• konser ile başlamıştır... ancak konseri çok fazla yayıncı sunmamıştır...
    biraz sönük geçmiştir...
  • yıldız oyuncuların sakatlıkları ve teknik direktörlerin tartışmalı kadro seçimlerinin gölgesinde başlayacak olan 48 ayın sultanı. michael ballack, david beckham, rio ferdinand, nani, michael essien ve john obi mikel gibi takımlarının yıldız oyuncuları turnuva öncesi sakatlandılar. didier drogba, arjen robben ve andrea pirlo gibi yine takımlarının her şeyi olan oyuncular da aynı talihsizliği yaşadılar ama maç kaçırsalar da takımlarındaki yerlerini alacaklar. tabi o halde ne kadar verimli olabilirler soru işareti.

    ronaldinho, pato, javier zanetti ve esteban cambiasso ise teknik direktör kurbanı isimler. gayet formda olmalarını bir kenara bırakalım, bu adamlar dünya kupası eleme grubu maçlarında defalarca forma giymiş ve takımlarının kupaya katılmasında emeği geçmiş isimler. bu açıdan dunga ve maradona'nın yaptığı insanlığa sığmaz bence.
  • daha önce kazanamamış bir ülkenin zafere ulaşmasını istediğim kupadır. bu minvalde, favori tabi ki ispanya , plase hollandadır. ancak hollandanın müthiş cenabetliğini göz önüne alırsak işleri çok zor olacak.
    ayrıca maradona dan dolayı arjantin , tüm afrika takımları, iddialı duruşlarından dolayı kuzey kore , tello ve holosko dan dolayı da şili ve slovakyada sempati ile takip edeceğim takımlardır.
  • katılmamamıza ve vuvuzela çılgınlığına rağmen sabırsızlıkla beklediğimi farkettiğim turnuva. ben aslında aylardır çevremdeki herkese 'abi vız vız tadı olmaz bu sefer', 'usta almanya, italya götürür uyuz eder yine', 'dallama fransızlar' gibi yorumlar yapıyorum. ama yakın bir zamanda anladım ki deli gibi beklemişim dünya kupasını. kolay değil, dünya kupası bu.

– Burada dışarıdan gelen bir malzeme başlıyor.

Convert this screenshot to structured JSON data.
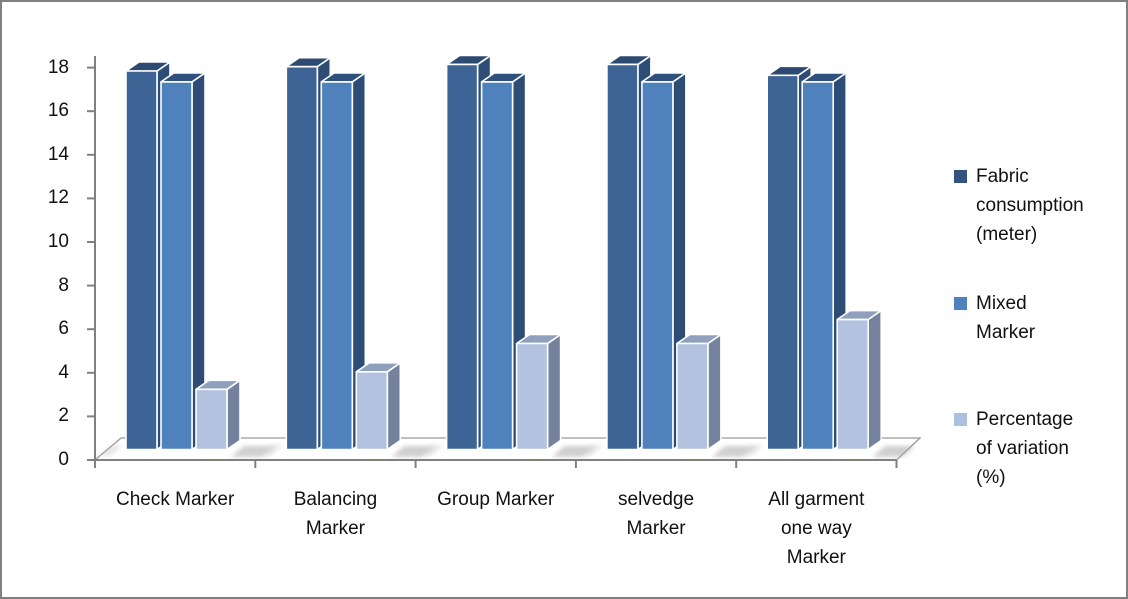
{
  "chart_data": {
    "type": "bar",
    "projection": "3d-clustered-column",
    "title": "",
    "xlabel": "",
    "ylabel": "",
    "grid": false,
    "legend_position": "right",
    "ylim": [
      0,
      18
    ],
    "y_ticks": [
      0,
      2,
      4,
      6,
      8,
      10,
      12,
      14,
      16,
      18
    ],
    "categories": [
      "Check Marker",
      "Balancing Marker",
      "Group Marker",
      "selvedge Marker",
      "All garment one way Marker"
    ],
    "category_display_lines": [
      [
        "Check Marker"
      ],
      [
        "Balancing",
        "Marker"
      ],
      [
        "Group Marker"
      ],
      [
        "selvedge",
        "Marker"
      ],
      [
        "All garment",
        "one way",
        "Marker"
      ]
    ],
    "series": [
      {
        "name": "Fabric consumption (meter)",
        "legend_display_lines": [
          "Fabric",
          "consumption",
          "(meter)"
        ],
        "values": [
          17.5,
          17.7,
          17.8,
          17.8,
          17.3
        ],
        "colors": {
          "front": "#3E6496",
          "top": "#2C4A72",
          "side": "#2E4D76",
          "swatch": "#31537E"
        }
      },
      {
        "name": "Mixed Marker",
        "legend_display_lines": [
          "Mixed",
          "Marker"
        ],
        "values": [
          17.0,
          17.0,
          17.0,
          17.0,
          17.0
        ],
        "colors": {
          "front": "#4F81BD",
          "top": "#30517C",
          "side": "#2E4D76",
          "swatch": "#4F81BD"
        }
      },
      {
        "name": "Percentage of variation (%)",
        "legend_display_lines": [
          "Percentage",
          "of variation",
          "(%)"
        ],
        "values": [
          2.9,
          3.7,
          5.0,
          5.0,
          6.1
        ],
        "colors": {
          "front": "#B3C2DF",
          "top": "#8FA0BF",
          "side": "#75829E",
          "swatch": "#AEC0DF"
        }
      }
    ]
  },
  "frame": {
    "border_color": "#808080",
    "background": "#FFFFFF",
    "axis_color": "#808080",
    "text_color": "#111111"
  }
}
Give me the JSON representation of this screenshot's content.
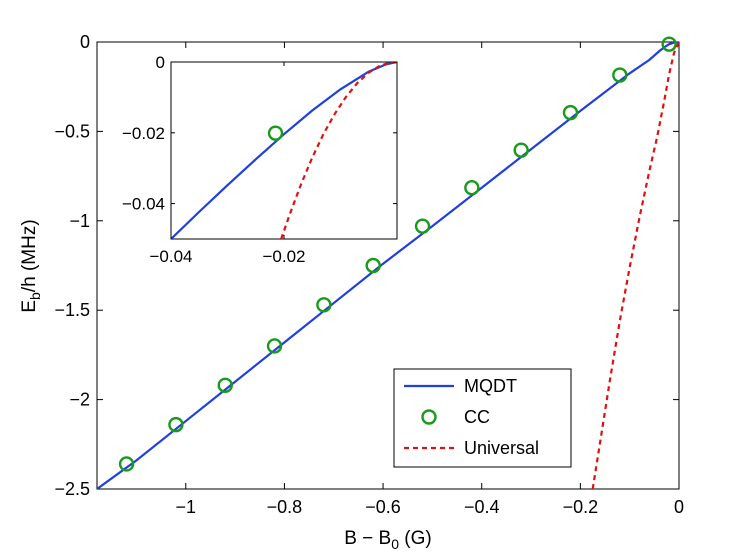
{
  "chart_data": {
    "type": "line",
    "title": "",
    "xlabel": "B − B",
    "xlabel_sub": "0",
    "xlabel_unit": " (G)",
    "ylabel": "E",
    "ylabel_sub": "b",
    "ylabel_unit": "/h (MHz)",
    "xlim": [
      -1.18,
      0
    ],
    "ylim": [
      -2.5,
      0
    ],
    "xticks": [
      -1,
      -0.8,
      -0.6,
      -0.4,
      -0.2,
      0
    ],
    "xtick_labels": [
      "−1",
      "−0.8",
      "−0.6",
      "−0.4",
      "−0.2",
      "0"
    ],
    "yticks": [
      0,
      -0.5,
      -1,
      -1.5,
      -2,
      -2.5
    ],
    "ytick_labels": [
      "0",
      "−0.5",
      "−1",
      "−1.5",
      "−2",
      "−2.5"
    ],
    "legend_position": "bottom-right",
    "series": [
      {
        "name": "MQDT",
        "kind": "line",
        "color": "#1f3fe0",
        "x": [
          -1.18,
          -1.1,
          -1.0,
          -0.9,
          -0.8,
          -0.7,
          -0.6,
          -0.5,
          -0.4,
          -0.3,
          -0.2,
          -0.1,
          -0.06,
          -0.04,
          -0.03,
          -0.02,
          -0.01,
          0
        ],
        "y": [
          -2.5,
          -2.34,
          -2.12,
          -1.9,
          -1.68,
          -1.46,
          -1.24,
          -1.03,
          -0.815,
          -0.6,
          -0.385,
          -0.175,
          -0.1,
          -0.051,
          -0.03,
          -0.012,
          -0.003,
          0
        ]
      },
      {
        "name": "CC",
        "kind": "scatter",
        "color": "#1a9a1a",
        "x": [
          -1.12,
          -1.02,
          -0.92,
          -0.82,
          -0.72,
          -0.62,
          -0.52,
          -0.42,
          -0.32,
          -0.22,
          -0.12,
          -0.02
        ],
        "y": [
          -2.36,
          -2.14,
          -1.92,
          -1.7,
          -1.47,
          -1.25,
          -1.03,
          -0.815,
          -0.605,
          -0.395,
          -0.185,
          -0.012
        ]
      },
      {
        "name": "Universal",
        "kind": "dashed-line",
        "color": "#e01010",
        "x": [
          -0.175,
          -0.16,
          -0.14,
          -0.12,
          -0.1,
          -0.08,
          -0.06,
          -0.045,
          -0.03,
          -0.02,
          -0.01,
          0
        ],
        "y": [
          -2.5,
          -2.24,
          -1.89,
          -1.56,
          -1.26,
          -0.98,
          -0.72,
          -0.54,
          -0.33,
          -0.18,
          -0.06,
          0
        ]
      }
    ],
    "inset": {
      "xlim": [
        -0.04,
        0
      ],
      "ylim": [
        -0.05,
        0
      ],
      "xticks": [
        -0.04,
        -0.02
      ],
      "xtick_labels": [
        "−0.04",
        "−0.02"
      ],
      "yticks": [
        0,
        -0.02,
        -0.04
      ],
      "ytick_labels": [
        "0",
        "−0.02",
        "−0.04"
      ],
      "series": [
        {
          "name": "MQDT",
          "kind": "line",
          "color": "#1f3fe0",
          "x": [
            -0.04,
            -0.035,
            -0.03,
            -0.025,
            -0.02,
            -0.015,
            -0.01,
            -0.005,
            -0.002,
            0
          ],
          "y": [
            -0.05,
            -0.0423,
            -0.0348,
            -0.0275,
            -0.0204,
            -0.0137,
            -0.0077,
            -0.0027,
            -0.0007,
            0
          ]
        },
        {
          "name": "CC",
          "kind": "scatter",
          "color": "#1a9a1a",
          "x": [
            -0.0215
          ],
          "y": [
            -0.0201
          ]
        },
        {
          "name": "Universal",
          "kind": "dashed-line",
          "color": "#e01010",
          "x": [
            -0.0205,
            -0.019,
            -0.017,
            -0.015,
            -0.013,
            -0.011,
            -0.009,
            -0.007,
            -0.005,
            -0.003,
            -0.001,
            0
          ],
          "y": [
            -0.05,
            -0.0431,
            -0.0346,
            -0.027,
            -0.0203,
            -0.0146,
            -0.0098,
            -0.0059,
            -0.003,
            -0.001,
            -0.0001,
            0
          ]
        }
      ]
    }
  }
}
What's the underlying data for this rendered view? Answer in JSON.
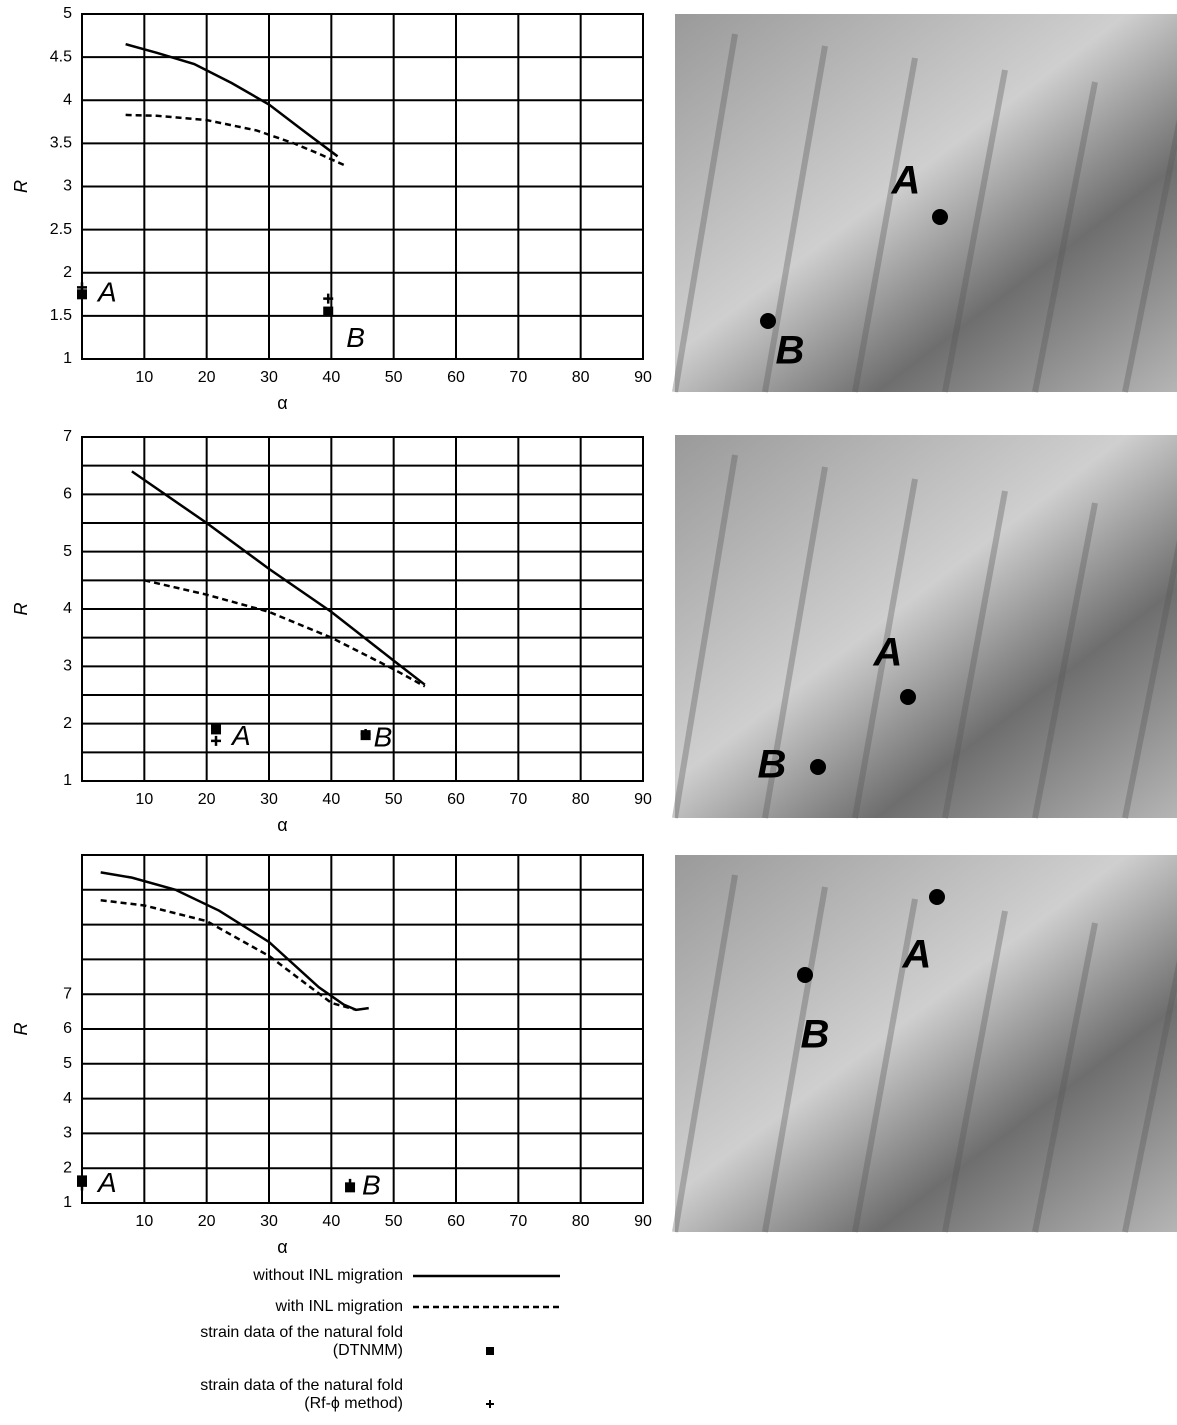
{
  "chart_data": [
    {
      "type": "line",
      "x_label": "α",
      "y_label": "R",
      "xlim": [
        0,
        90
      ],
      "xticks": [
        10,
        20,
        30,
        40,
        50,
        60,
        70,
        80,
        90
      ],
      "ylim": [
        1,
        5
      ],
      "yticks": [
        1,
        1.5,
        2,
        2.5,
        3,
        3.5,
        4,
        4.5,
        5
      ],
      "point_labels": [
        "A",
        "B"
      ],
      "series": [
        {
          "style": "solid",
          "x": [
            7,
            12,
            18,
            24,
            30,
            36,
            41
          ],
          "values": [
            4.65,
            4.55,
            4.42,
            4.2,
            3.95,
            3.62,
            3.35
          ]
        },
        {
          "style": "dashed",
          "x": [
            7,
            12,
            20,
            28,
            34,
            38,
            42
          ],
          "values": [
            3.83,
            3.82,
            3.77,
            3.65,
            3.5,
            3.38,
            3.25
          ]
        },
        {
          "style": "square",
          "x": [
            0,
            39.5
          ],
          "values": [
            1.75,
            1.55
          ]
        },
        {
          "style": "plus",
          "x": [
            0,
            39.5
          ],
          "values": [
            1.83,
            1.7
          ]
        }
      ]
    },
    {
      "type": "line",
      "x_label": "α",
      "y_label": "R",
      "xlim": [
        0,
        90
      ],
      "xticks": [
        10,
        20,
        30,
        40,
        50,
        60,
        70,
        80,
        90
      ],
      "ylim": [
        1,
        7
      ],
      "yticks": [
        1,
        2,
        3,
        4,
        5,
        6,
        7
      ],
      "ygrid": [
        1.5,
        2,
        2.5,
        3,
        3.5,
        4,
        4.5,
        5,
        5.5,
        6,
        6.5
      ],
      "point_labels": [
        "A",
        "B"
      ],
      "series": [
        {
          "style": "solid",
          "x": [
            8,
            20,
            30,
            40,
            50,
            55
          ],
          "values": [
            6.4,
            5.5,
            4.7,
            3.95,
            3.1,
            2.68
          ]
        },
        {
          "style": "dashed",
          "x": [
            10,
            20,
            30,
            40,
            50,
            55
          ],
          "values": [
            4.5,
            4.25,
            3.95,
            3.5,
            2.95,
            2.65
          ]
        },
        {
          "style": "square",
          "x": [
            21.5,
            45.5
          ],
          "values": [
            1.9,
            1.8
          ]
        },
        {
          "style": "plus",
          "x": [
            21.5,
            45.5
          ],
          "values": [
            1.7,
            1.82
          ]
        }
      ]
    },
    {
      "type": "line",
      "x_label": "α",
      "y_label": "R",
      "xlim": [
        0,
        90
      ],
      "xticks": [
        10,
        20,
        30,
        40,
        50,
        60,
        70,
        80,
        90
      ],
      "ylim": [
        1,
        11
      ],
      "yticks": [
        1,
        2,
        3,
        4,
        5,
        6,
        7
      ],
      "ygrid": [
        2,
        3,
        4,
        5,
        6,
        7,
        8,
        9,
        10
      ],
      "point_labels": [
        "A",
        "B"
      ],
      "series": [
        {
          "style": "solid",
          "x": [
            3,
            8,
            15,
            22,
            30,
            38,
            42,
            44,
            46
          ],
          "values": [
            10.5,
            10.35,
            10,
            9.4,
            8.5,
            7.2,
            6.7,
            6.55,
            6.6
          ]
        },
        {
          "style": "dashed",
          "x": [
            3,
            10,
            20,
            30,
            40,
            44
          ],
          "values": [
            9.7,
            9.55,
            9.1,
            8.1,
            6.75,
            6.55
          ]
        },
        {
          "style": "square",
          "x": [
            0,
            43
          ],
          "values": [
            1.65,
            1.45
          ]
        },
        {
          "style": "plus",
          "x": [
            0,
            43
          ],
          "values": [
            1.5,
            1.55
          ]
        }
      ]
    }
  ],
  "legend": [
    {
      "label": "without INL migration",
      "style": "solid"
    },
    {
      "label": "with INL migration",
      "style": "dashed"
    },
    {
      "label": "strain data of the natural fold\n(DTNMM)",
      "style": "square"
    },
    {
      "label": "strain data of the natural fold\n(Rf-ϕ method)",
      "style": "plus"
    }
  ],
  "photos": [
    [
      "A",
      "B"
    ],
    [
      "A",
      "B"
    ],
    [
      "A",
      "B"
    ]
  ]
}
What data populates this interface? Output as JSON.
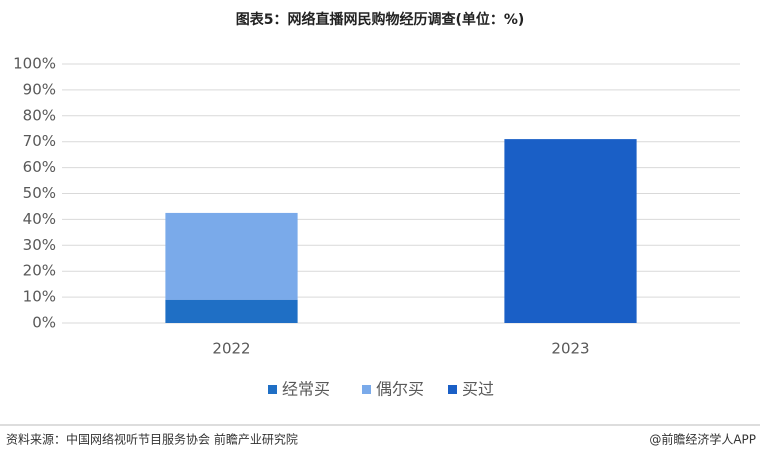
{
  "chart_data": {
    "type": "stacked_bar",
    "title": "图表5：网络直播网民购物经历调查(单位：%)",
    "categories": [
      "2022",
      "2023"
    ],
    "series": [
      {
        "name": "经常买",
        "color": "#1f6fc5",
        "values": [
          9,
          null
        ]
      },
      {
        "name": "偶尔买",
        "color": "#7aaaea",
        "values": [
          33.5,
          null
        ]
      },
      {
        "name": "买过",
        "color": "#1a5fc6",
        "values": [
          null,
          71
        ]
      }
    ],
    "ylim": [
      0,
      100
    ],
    "yticks": [
      {
        "value": 0,
        "label": "0%"
      },
      {
        "value": 10,
        "label": "10%"
      },
      {
        "value": 20,
        "label": "20%"
      },
      {
        "value": 30,
        "label": "30%"
      },
      {
        "value": 40,
        "label": "40%"
      },
      {
        "value": 50,
        "label": "50%"
      },
      {
        "value": 60,
        "label": "60%"
      },
      {
        "value": 70,
        "label": "70%"
      },
      {
        "value": 80,
        "label": "80%"
      },
      {
        "value": 90,
        "label": "90%"
      },
      {
        "value": 100,
        "label": "100%"
      }
    ],
    "grid": true,
    "legend": "bottom"
  },
  "footer": {
    "source": "资料来源：中国网络视听节目服务协会 前瞻产业研究院",
    "brand": "@前瞻经济学人APP"
  }
}
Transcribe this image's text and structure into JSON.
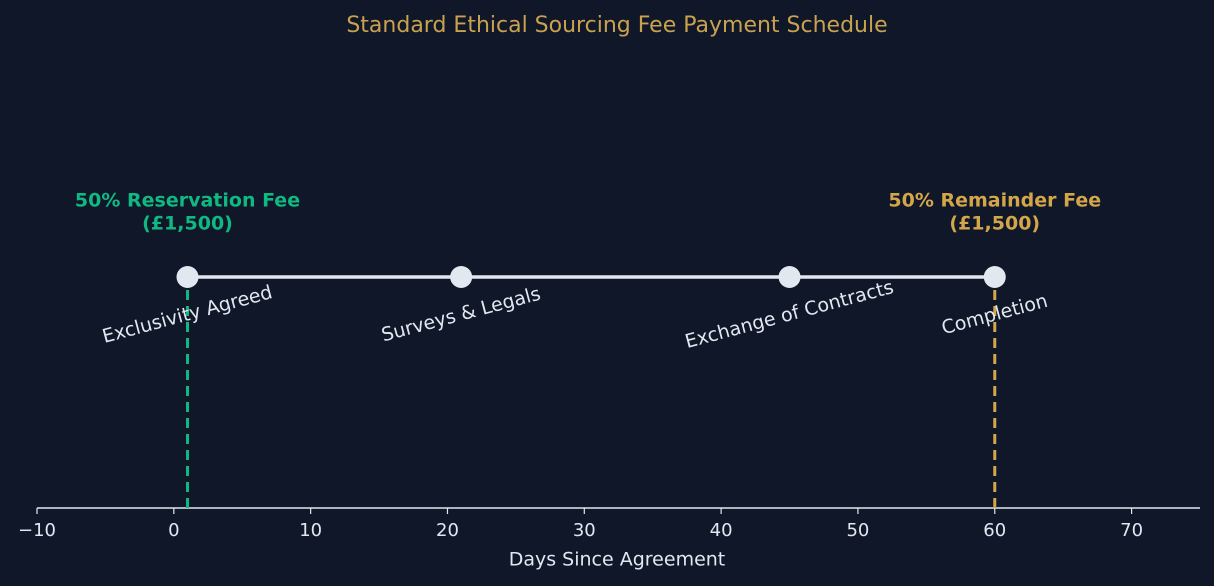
{
  "chart_data": {
    "type": "timeline",
    "title": "Standard Ethical Sourcing Fee Payment Schedule",
    "xlabel": "Days Since Agreement",
    "x": [
      1,
      21,
      45,
      60
    ],
    "categories": [
      "Exclusivity Agreed",
      "Surveys & Legals",
      "Exchange of Contracts",
      "Completion"
    ],
    "values": [
      1,
      1,
      1,
      1
    ],
    "color": "#e2e8f0",
    "xlim": [
      -10,
      75
    ],
    "ylim": [
      0,
      2
    ],
    "xticks": [
      {
        "value": -10,
        "label": "−10"
      },
      0,
      10,
      20,
      30,
      40,
      50,
      60,
      70
    ],
    "annotations": [
      {
        "lines": [
          "50% Reservation Fee",
          "(£1,500)"
        ],
        "x": 1,
        "color": "#10b981"
      },
      {
        "lines": [
          "50% Remainder Fee",
          "(£1,500)"
        ],
        "x": 60,
        "color": "#d4a64a"
      }
    ]
  }
}
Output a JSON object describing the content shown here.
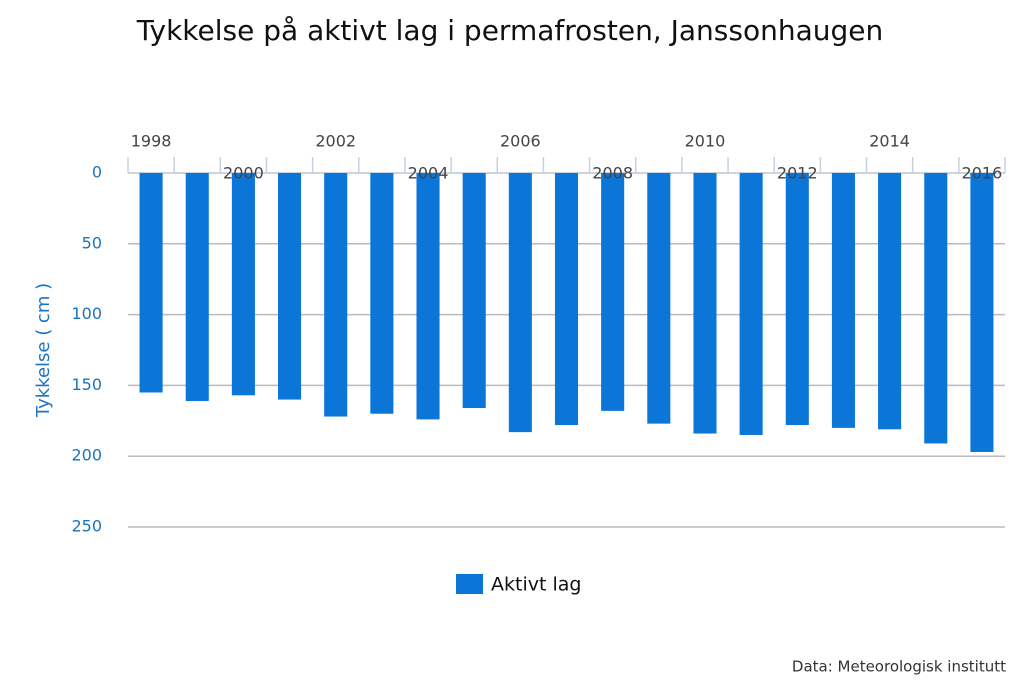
{
  "chart_data": {
    "type": "bar",
    "title": "Tykkelse på aktivt lag i permafrosten, Janssonhaugen",
    "y_label": "Tykkelse ( cm )",
    "categories": [
      "1998",
      null,
      "2000",
      null,
      "2002",
      null,
      "2004",
      null,
      "2006",
      null,
      "2008",
      null,
      "2010",
      null,
      "2012",
      null,
      "2014",
      null,
      "2016"
    ],
    "series": [
      {
        "name": "Aktivt lag",
        "color": "#0b76d8",
        "values": [
          155,
          161,
          157,
          160,
          172,
          170,
          174,
          166,
          183,
          178,
          168,
          177,
          184,
          185,
          178,
          180,
          181,
          191,
          197
        ]
      }
    ],
    "ylim": [
      0,
      250
    ],
    "yticks": [
      0,
      50,
      100,
      150,
      200,
      250
    ],
    "y_inverted": true,
    "grid": true,
    "source": "Data: Meteorologisk institutt"
  }
}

    ispanya - arjantin - hollanda - meksika(uruguay) sırasıyla desteklediğim takımlar. maradona - robben - sniejder üçlüsünün performanslarına göre arjantin ile hollanda'nın yer değiştirmesi muhtemel. meksika memo ochoa, carlos vela, giovani ve guardado'lu kadrosuyla sürpriz adayım. uruguay kadrosuna bakıldığında çılgın atacak gibi duruyor. ayrıca avustralya ve yeni zelanda da her turnuvada olduğu gibi 2010 dünya kupası'nda da taraftarı olduğum takımlar. (san marino sendromu nedeniyle kuzey kore'ye de sempatim var, itiraf edeyim)

    bir de karanlık taraftaki takımlar var: italya oynadığı futbol nedeniyle 2006'da kinlendiğim bir takım. almanya'nın kadrosuna sözlük olarak 23 kişi çıkarsak yarı finalimiz garanti. brezilya, dunga ve takım ruhu palavrasıyla getirdiği '7 ön liberolar' sistemi nedeniyle desteklemeyeceğim bir başka takım. son olarak da fransa turnuvaya katılma şekli, antipatik oyuncularla bezeli kadrosu ve kötü bir şaka olduğuna inanmak istediğim teknik direktörüyle karanlık tarafın lordu pozisyonunda.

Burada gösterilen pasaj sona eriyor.